Ein Blick in den Himmel

Die Cherubim zeigen die Nähe des heiligen, richtenden, für Sünder unnahbaren Gottes an. Wie im Tempel den irdischen, so umgeben sie in der Offenbarung den himmlischen Thron, und begegnen uns nirgends als gelöst vom Thron. Sie sind keine Engel, sind vielmehr von ihnen unterschieden (Offb 5:11). Sie mögen Vertreter, Darsteller der gesamten belebten Schöpfung sein. Auf ihren Ruf hin beginnen die Gerichte Gottes (Offb 6:1-8). Die vierundzwanzig Ältesten sind keine verklärten Menschen, keine Vertreter der Gemeinde Jesu Christi. Nie schließen sie sich mit Menschen zusammen, auch Offb 5:9.10 nicht, wie die besten Handschriften und alle kritischen Ausgaben des griech. NT zeigen. Wir erblicken in ihnen die fürstlichen Leiter des himmlischen Gottesdienstes, nach dessen Vorbild der irdische eingerichtet worden ist (1Chr 24:3-5; 1Chr 28:11-13.18.19; Hebr 8:5; Hebr 9:23). Die Schrift spricht von Rangstufen in der Engelwelt, so von Thronen, Herrschaften, Fürstentümern und Gewalten (Kol 1:16; Eph 1:21) im Himmel. Auch die bösen Geister gehörten diesen Rangstufen an, und selbst der Fall hat ihre Ordnung nicht gestört (Eph 6:12). Die Namen einiger Engelfürsten werden genannt: Gabriel (Dan 10:13.21 u. a.) Höchstwahrscheinlich sind die sieben Fackeln vor dem Thron (Offb 4:5) und die sieben Augen des Lammes (Offb 5:6), welche beide Male die sieben Geister Gottes genannt werden, (die) sieben Erzengel. Alle Himmelsbewohner nach - oder miteinander, nehmen anbetend und jubilierend teil an den himmlischen Kundgebungen.

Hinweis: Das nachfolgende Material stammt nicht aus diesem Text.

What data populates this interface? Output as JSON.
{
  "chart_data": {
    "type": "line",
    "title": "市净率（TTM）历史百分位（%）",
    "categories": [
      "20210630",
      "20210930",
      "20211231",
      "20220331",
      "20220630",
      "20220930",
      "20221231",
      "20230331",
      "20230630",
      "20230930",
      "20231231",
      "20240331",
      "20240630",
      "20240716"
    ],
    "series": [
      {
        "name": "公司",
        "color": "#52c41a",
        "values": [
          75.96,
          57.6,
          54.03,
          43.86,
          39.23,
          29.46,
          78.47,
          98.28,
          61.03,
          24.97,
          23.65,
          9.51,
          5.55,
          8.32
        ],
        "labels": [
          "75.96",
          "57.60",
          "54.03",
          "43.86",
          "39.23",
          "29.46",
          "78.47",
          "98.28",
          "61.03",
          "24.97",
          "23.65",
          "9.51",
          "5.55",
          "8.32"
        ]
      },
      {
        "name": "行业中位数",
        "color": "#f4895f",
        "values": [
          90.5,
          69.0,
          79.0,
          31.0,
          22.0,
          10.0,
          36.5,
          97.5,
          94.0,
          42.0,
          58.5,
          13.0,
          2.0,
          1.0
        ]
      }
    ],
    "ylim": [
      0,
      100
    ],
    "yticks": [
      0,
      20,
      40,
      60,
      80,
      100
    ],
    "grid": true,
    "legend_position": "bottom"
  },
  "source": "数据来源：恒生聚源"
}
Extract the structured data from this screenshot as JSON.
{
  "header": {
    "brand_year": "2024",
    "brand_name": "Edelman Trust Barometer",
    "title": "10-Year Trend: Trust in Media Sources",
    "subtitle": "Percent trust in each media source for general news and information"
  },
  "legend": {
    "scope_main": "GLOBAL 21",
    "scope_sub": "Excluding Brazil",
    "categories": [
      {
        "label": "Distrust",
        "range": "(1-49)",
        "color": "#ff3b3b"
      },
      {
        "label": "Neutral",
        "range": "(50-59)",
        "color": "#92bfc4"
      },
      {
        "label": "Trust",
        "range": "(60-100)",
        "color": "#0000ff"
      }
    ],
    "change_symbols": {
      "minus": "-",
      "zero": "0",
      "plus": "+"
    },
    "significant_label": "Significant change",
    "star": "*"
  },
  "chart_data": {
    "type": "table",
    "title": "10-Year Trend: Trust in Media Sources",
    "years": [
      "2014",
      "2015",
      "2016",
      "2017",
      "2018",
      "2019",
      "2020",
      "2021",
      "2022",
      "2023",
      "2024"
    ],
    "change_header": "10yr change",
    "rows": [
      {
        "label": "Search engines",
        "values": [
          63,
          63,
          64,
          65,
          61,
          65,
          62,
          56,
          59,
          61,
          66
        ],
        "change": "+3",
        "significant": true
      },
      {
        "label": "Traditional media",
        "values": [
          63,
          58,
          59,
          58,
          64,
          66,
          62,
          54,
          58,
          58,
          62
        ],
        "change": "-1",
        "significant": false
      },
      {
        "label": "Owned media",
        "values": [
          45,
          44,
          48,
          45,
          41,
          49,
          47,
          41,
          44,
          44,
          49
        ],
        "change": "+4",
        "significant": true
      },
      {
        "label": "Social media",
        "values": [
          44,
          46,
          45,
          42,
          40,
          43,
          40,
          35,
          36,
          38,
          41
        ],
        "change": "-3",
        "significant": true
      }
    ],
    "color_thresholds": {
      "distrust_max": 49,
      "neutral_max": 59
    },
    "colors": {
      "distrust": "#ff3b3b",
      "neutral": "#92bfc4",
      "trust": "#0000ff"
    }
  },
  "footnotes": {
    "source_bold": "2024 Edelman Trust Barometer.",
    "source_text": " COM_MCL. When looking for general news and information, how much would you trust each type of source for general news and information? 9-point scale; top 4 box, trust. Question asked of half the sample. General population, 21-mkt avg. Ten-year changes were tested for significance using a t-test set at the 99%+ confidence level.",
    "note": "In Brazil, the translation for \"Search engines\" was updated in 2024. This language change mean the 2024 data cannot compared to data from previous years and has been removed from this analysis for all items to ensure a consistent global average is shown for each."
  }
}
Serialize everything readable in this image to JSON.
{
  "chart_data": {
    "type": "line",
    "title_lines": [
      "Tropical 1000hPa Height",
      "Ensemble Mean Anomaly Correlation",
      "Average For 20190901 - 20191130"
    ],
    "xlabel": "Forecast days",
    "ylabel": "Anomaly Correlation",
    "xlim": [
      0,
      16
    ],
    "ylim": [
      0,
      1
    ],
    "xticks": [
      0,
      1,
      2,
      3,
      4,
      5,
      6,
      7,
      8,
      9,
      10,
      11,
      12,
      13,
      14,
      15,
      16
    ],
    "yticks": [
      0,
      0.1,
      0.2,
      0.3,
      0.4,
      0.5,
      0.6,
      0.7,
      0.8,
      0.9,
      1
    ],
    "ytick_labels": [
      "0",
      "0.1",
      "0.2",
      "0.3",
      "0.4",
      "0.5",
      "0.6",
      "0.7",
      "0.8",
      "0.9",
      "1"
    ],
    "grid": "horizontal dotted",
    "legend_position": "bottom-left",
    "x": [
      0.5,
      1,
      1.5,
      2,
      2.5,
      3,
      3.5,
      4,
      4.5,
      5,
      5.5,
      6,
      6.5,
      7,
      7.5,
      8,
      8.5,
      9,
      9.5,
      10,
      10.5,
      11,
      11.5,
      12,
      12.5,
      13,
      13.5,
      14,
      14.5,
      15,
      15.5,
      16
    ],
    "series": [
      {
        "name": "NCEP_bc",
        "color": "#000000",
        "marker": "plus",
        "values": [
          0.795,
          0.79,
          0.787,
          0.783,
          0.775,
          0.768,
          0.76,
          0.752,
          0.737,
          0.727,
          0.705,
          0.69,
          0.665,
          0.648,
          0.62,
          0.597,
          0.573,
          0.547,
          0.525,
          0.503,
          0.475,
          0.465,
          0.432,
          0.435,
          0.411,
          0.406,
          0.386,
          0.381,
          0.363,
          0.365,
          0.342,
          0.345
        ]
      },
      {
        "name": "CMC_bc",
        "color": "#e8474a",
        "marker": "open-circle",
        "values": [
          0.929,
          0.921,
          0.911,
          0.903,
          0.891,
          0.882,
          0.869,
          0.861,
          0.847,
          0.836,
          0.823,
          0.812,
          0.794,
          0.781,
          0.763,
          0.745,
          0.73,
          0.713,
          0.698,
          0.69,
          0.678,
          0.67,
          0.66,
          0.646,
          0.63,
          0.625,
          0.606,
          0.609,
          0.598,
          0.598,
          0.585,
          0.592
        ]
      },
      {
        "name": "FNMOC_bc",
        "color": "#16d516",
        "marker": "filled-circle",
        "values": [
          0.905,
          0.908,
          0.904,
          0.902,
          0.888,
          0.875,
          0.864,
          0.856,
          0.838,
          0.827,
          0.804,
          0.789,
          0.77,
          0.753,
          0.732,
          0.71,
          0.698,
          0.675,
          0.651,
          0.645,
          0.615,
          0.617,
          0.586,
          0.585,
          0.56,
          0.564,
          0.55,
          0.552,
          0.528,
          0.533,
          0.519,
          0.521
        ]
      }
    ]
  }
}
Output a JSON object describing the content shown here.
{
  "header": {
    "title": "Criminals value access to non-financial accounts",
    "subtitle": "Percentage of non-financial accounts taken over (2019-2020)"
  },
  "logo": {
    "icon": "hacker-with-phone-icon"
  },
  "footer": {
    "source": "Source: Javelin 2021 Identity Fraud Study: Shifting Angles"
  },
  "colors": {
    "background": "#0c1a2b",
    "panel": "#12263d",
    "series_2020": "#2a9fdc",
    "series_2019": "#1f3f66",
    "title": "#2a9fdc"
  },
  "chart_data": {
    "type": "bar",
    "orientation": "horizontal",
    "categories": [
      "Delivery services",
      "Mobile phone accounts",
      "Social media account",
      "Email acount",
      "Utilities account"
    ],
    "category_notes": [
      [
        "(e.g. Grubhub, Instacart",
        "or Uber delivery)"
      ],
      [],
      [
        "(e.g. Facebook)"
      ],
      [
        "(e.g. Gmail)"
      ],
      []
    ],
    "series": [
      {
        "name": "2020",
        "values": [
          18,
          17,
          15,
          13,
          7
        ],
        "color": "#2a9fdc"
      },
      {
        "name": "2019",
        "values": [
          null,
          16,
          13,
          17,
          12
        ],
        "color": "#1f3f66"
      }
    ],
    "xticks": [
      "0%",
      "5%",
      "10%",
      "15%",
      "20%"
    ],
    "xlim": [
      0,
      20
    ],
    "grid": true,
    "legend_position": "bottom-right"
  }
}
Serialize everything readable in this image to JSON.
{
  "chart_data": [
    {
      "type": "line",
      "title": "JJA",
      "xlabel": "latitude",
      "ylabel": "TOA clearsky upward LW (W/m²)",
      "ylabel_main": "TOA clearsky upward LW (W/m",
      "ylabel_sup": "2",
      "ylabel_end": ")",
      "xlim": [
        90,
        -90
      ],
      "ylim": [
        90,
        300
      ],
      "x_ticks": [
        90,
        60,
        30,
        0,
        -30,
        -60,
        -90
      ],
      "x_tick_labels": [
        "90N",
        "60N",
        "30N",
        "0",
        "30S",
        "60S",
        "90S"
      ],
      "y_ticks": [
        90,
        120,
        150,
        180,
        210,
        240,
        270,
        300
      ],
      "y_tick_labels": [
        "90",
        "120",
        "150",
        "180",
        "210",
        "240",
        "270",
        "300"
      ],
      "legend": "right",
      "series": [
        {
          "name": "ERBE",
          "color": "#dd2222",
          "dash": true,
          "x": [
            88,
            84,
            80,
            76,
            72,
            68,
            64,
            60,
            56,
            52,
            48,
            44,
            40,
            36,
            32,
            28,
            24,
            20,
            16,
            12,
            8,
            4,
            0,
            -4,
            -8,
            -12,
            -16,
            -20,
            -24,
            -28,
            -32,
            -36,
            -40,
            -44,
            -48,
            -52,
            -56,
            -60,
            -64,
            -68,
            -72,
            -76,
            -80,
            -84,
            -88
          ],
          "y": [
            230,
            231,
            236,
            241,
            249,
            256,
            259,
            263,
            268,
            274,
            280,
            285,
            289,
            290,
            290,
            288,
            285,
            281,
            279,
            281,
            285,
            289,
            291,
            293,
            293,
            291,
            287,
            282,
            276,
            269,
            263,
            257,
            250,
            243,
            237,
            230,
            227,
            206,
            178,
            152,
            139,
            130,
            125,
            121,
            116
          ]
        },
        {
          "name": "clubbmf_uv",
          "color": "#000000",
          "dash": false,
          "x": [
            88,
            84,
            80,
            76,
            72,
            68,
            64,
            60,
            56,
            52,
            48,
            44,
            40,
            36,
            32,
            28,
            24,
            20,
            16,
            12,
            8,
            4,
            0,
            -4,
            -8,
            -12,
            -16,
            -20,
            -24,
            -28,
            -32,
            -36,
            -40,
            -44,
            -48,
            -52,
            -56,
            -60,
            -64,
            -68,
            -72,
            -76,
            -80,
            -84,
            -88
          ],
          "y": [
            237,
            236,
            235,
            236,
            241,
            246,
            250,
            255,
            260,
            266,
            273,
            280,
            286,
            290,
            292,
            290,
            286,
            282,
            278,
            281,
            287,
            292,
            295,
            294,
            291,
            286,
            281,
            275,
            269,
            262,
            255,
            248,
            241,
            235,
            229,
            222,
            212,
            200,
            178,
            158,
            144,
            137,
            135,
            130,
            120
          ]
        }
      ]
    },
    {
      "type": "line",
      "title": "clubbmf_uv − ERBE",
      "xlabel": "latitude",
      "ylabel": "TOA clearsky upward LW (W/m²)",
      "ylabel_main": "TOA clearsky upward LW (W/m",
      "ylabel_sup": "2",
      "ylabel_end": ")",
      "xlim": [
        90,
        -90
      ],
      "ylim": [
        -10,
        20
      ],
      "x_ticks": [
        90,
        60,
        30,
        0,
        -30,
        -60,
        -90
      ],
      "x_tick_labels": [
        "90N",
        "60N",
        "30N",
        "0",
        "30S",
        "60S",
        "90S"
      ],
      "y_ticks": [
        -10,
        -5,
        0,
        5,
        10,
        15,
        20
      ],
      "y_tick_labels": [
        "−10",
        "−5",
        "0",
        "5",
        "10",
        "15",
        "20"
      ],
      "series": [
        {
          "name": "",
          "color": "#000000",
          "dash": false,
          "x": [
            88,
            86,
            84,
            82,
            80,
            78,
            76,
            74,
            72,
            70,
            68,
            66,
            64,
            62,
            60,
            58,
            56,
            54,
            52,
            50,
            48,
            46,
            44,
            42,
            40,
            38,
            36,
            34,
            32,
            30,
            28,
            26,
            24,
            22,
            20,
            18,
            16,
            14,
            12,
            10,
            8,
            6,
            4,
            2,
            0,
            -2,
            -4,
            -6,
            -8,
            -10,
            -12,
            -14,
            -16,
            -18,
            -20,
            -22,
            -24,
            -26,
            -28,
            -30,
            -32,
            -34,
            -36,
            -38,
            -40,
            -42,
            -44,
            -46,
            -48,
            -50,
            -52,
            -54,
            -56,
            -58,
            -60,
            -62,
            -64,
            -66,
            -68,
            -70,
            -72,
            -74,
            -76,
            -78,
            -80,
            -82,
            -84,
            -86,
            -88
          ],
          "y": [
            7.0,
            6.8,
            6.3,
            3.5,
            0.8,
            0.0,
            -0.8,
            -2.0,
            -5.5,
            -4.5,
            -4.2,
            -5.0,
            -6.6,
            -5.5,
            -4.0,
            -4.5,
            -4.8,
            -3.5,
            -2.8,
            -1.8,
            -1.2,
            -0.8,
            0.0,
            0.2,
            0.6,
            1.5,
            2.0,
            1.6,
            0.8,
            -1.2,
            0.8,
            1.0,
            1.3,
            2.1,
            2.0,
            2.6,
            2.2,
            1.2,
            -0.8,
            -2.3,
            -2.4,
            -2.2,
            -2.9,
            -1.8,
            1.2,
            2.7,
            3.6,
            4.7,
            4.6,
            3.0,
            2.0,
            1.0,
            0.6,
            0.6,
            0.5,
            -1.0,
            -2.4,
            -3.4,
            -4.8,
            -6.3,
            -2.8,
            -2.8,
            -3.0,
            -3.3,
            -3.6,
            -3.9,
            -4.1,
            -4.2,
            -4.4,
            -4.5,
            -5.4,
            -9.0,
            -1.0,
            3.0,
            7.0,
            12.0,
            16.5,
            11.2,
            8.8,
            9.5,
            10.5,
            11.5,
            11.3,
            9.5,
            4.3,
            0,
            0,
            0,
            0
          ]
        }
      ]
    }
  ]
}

Die Ankündigung des hereinbrechenden Gerichts Gottes, seine Kriegserklärung an die verteufelte Welt, bewegt Lebewesen und Älteste tief innerlich. Sie brechen aus in Dank und Anbetung dessen, der da war, der da ist und der da kommt - anders als Offb 11:17, wo das „kommt“ fehlt, weil er da schon gekommen ist und eingegriffen hat. Das Lied der Schöpfung wird jetzt angestimmt (Offb 4:8-11) zu Ruhm und Ehre unseres Gottes, ein Lied, das im himmlischen Gottesdienst bis dahin wohl manchmal gesungen worden sein mag, nun aber mit umso größerer Inbrunst erschallt, weil Gericht, Reinigung, Wiederherstellung und Besitzergreifung der Schöpfung in greifbare Nähe gerückt sind, und der dreimal Heilige jetzt mit Macht sein Eigentum erstreiten wird (Ps 110:1).

Antritt des Erbes

Dann aber folgt ein neues Lied (Offb 5:9.10), weil der Anlass dafür erst jetzt gekommen ist. Ein neuer Anblick bietet sich dem Auge dar. Der Allmächtige hat die Rolle in seiner Hand, und die Frage nach dem Löser der Siegel der Rolle ertönt (Offb 5:1.2). Aufregend muss die den Himmel durchzuckende Bewegung gewesen sein und die schreckliche Gewissheit, dass sich kein Löser fand (Offb 4:3); denn Johannes weint. Wenn er vorahnend die Tragweite des Inhalts der Rolle bedacht hat, so ist seine tiefe Ergriffenheit durchaus begreiflich. Wie herrlich aber mag es in seinen Ohren geklungen haben, dass Gott einen würdigen Löser gefunden hat. Jesus, sein Jesus, sein innigst geliebter und ihn ebenso liebender Jesus, ist sein Löser. Nur einer vermag die Siegel aufzutun: das geschlachtete Lamm, das auch der Löwe aus Juda ist und Wurzel, nicht Zweig Davids (vgl. Mt 22:42-45), - Erlöser, Sieger und Herrscher zugleich. Was mag die Rolle bedeuten? Das angestimmte neue Lied verrät es: das Lieder der Erlösung erklingt. Es singt von der endlichen Übernahme des längst erworbenen Erbgutes, vom Antritt des Erbrechts. Mit dem Brechen der Siegel soll nicht ein Geheimnis enthüllt, wohl aber der mit göttlichen Siegeln verschlossene Kaufbrief (Jer 32) nunmehr geöffnet werden, damit der Sohn das vom Vater ihm zugesprochene Erbe seines Eigentumsvolkes und des geschaffenen Alls (Hebr 1:2) antreten kann.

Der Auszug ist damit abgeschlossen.